Frank G Ader
Frank G and
Elisabeth Ader
History of Kentucky and
Kentuckians, E. Polk Johnson, three volumes,
Lewis Publishing Co., New York & Chicago, 1912. Common version, Vol. III,
pp. 1192-93.
FRANK G ADER is an extensive contractor, and the
breadth and importance of
his business have made him a leading representative of trade interests and
one of the substantial promoters of the material development and general
prosperity of the country. Mr. Ader is in the concrete construction
business at Newport, Kentucky, in which city he was born October 18, 1874,
the son of Peter and Mary (Collett) Ader.
The father, a native of Bavaria,
Germany, when about two years old came to the United States with his parents
in 1844, being the youngest of fourteen children. The family
settled on a farm on Owl Creek, about seven miles from Newport, in Campbell
county, Kentucky, where the parents of Peter lived the remainder of their
lives. The farm is still owned by the heirs. Peter Ader was reared
on the
farm and when a young man went to Cincinnati and worked in a furniture
factory for thirty years, maintaining his residence at Newport.
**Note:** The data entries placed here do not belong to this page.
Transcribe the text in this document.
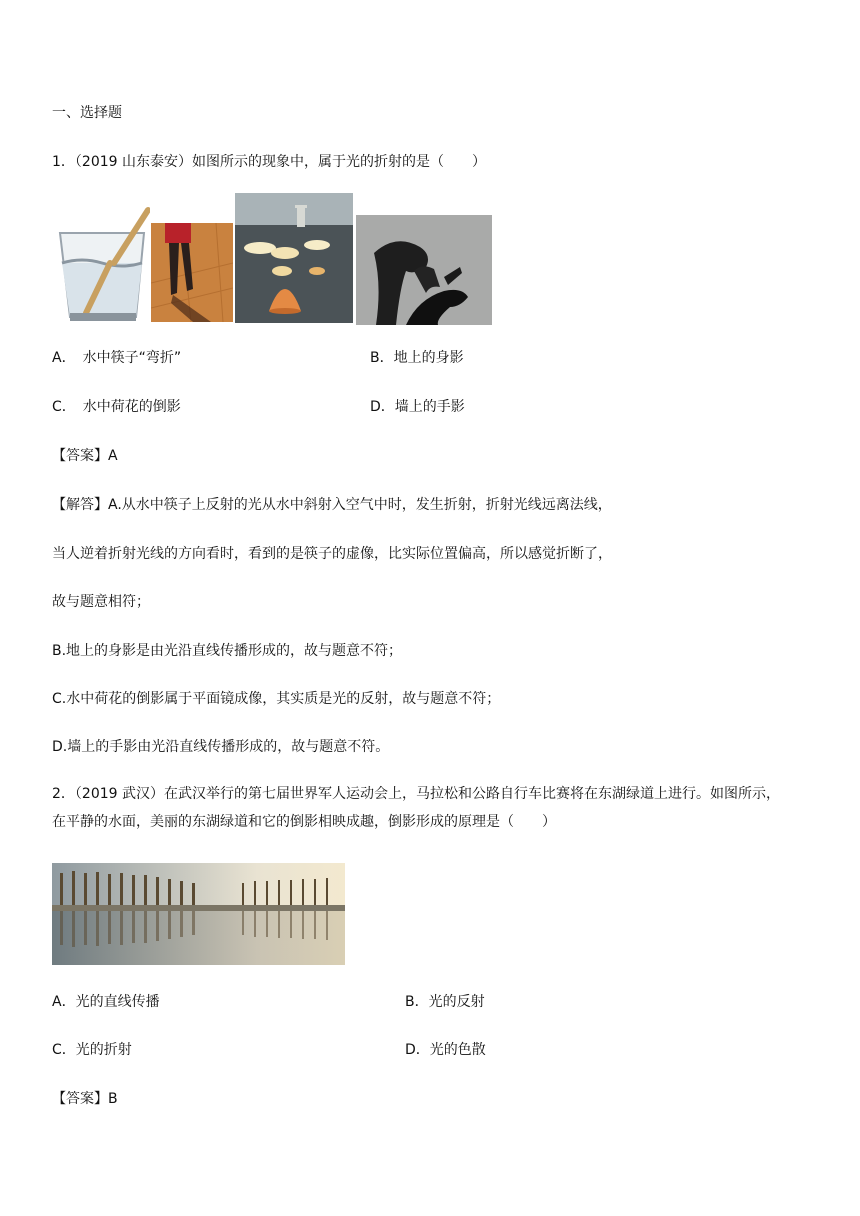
一、选择题
1．（2019 山东泰安）如图所示的现象中，属于光的折射的是（　　）
A．　水中筷子“弯折”	B．地上的身影
C．　水中荷花的倒影	D．墙上的手影
【答案】A
【解答】A.从水中筷子上反射的光从水中斜射入空气中时，发生折射，折射光线远离法线，
当人逆着折射光线的方向看时，看到的是筷子的虚像，比实际位置偏高，所以感觉折断了，
故与题意相符；
B.地上的身影是由光沿直线传播形成的，故与题意不符；
C.水中荷花的倒影属于平面镜成像，其实质是光的反射，故与题意不符；
D.墙上的手影由光沿直线传播形成的，故与题意不符。
2．（2019 武汉）在武汉举行的第七届世界军人运动会上，马拉松和公路自行车比赛将在东湖绿道上进行。如图所示，
在平静的水面，美丽的东湖绿道和它的倒影相映成趣，倒影形成的原理是（　　）
A．光的直线传播	B．光的反射
C．光的折射	D．光的色散
【答案】B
In 1893,
when the cement industry was in its infancy, he engaged in that business in
Newport, being the pioneer in that line in northern Kentucky, importing
cement in those days from Germany. He built up an extensive business, in
which he continued until his death, which occurred in 1904, on the 6th of
July, at the age of sixty years.
The business was carried on by Peter
Ader & son after 1900, Frank G, our subject,
becoming a member at that date. Mr. Peter Ader was always very active in all
that pertained to the best interests of the city, serving on the fire and
police boards and holding
several minor offices. In politics he was a lifelong Democrat, and
during
the time of the war between the states he was a member of the Home Guards
at Newport. He was married twice, first to a Miss Krontz, who was the
mother of two sons, and after her
death he married Mary Collutt (sic).
Mary Collutt, the mother of our subject was born in
Pennsylvania, her parents both being foreign born, her father a native of
Alsace Lorraine and her mother, from Prussia, Germany, of French descent.
They came to the United States and settled in Pennsylvania, and later
became pioneers of Cincinnati. The mother had three sons by Peter Ader,
of
whom our subject is the eldest, and she died in Newport in 1906, at the age
of sixty-three years. She had been previously married to Charles Wuest,
by
whom she had been the mother of two sons.
Frank G Ader was reared in Newport and educated in the
public
schools, acquiring the branches usually taught in those departments.
When
fifteen years old he began mechanical engineering, and, learning the same,
working in Cincinnati for a time, but he was young and restless and wanted
to see more of the world than he had hitherto had an opportunity of doing.
For two years he stayed in Arizona and southern California, being employed
as an engineer in those countries.
Returning to Newport in 1900, he
entered into business with his father in the concrete construction work, and
after his father's death he bought out the interests of the heirs and
since 1904 has carried on the same under the firm name of Frank G Ader
Construction Company, which has developed into one of the largest in this
line in Kentucky, giving employment to many men and handling many large
contracts.
In addition to Mr. Ader's regular business he is
interested in various other affairs.
He is a director in the Daylight Building Association of
Newport and also director of the Cincinnati Builder's Supply Company. In
politics Mr. Ader has always been a stanch Democrat but has never taken
an active part in political affairs, as his business life made all the
demands upon his time that he could manage.
On November 7, 1906, Mr. Ader was married to Elizabeth
Huber, a
native of Newport, Kentucky, and the daughter of the late Phillip Huber,
who for many years was a wholesale confectioner in Cincinnati. Mr. and
Mrs. Ader have one child, named Mary Julia.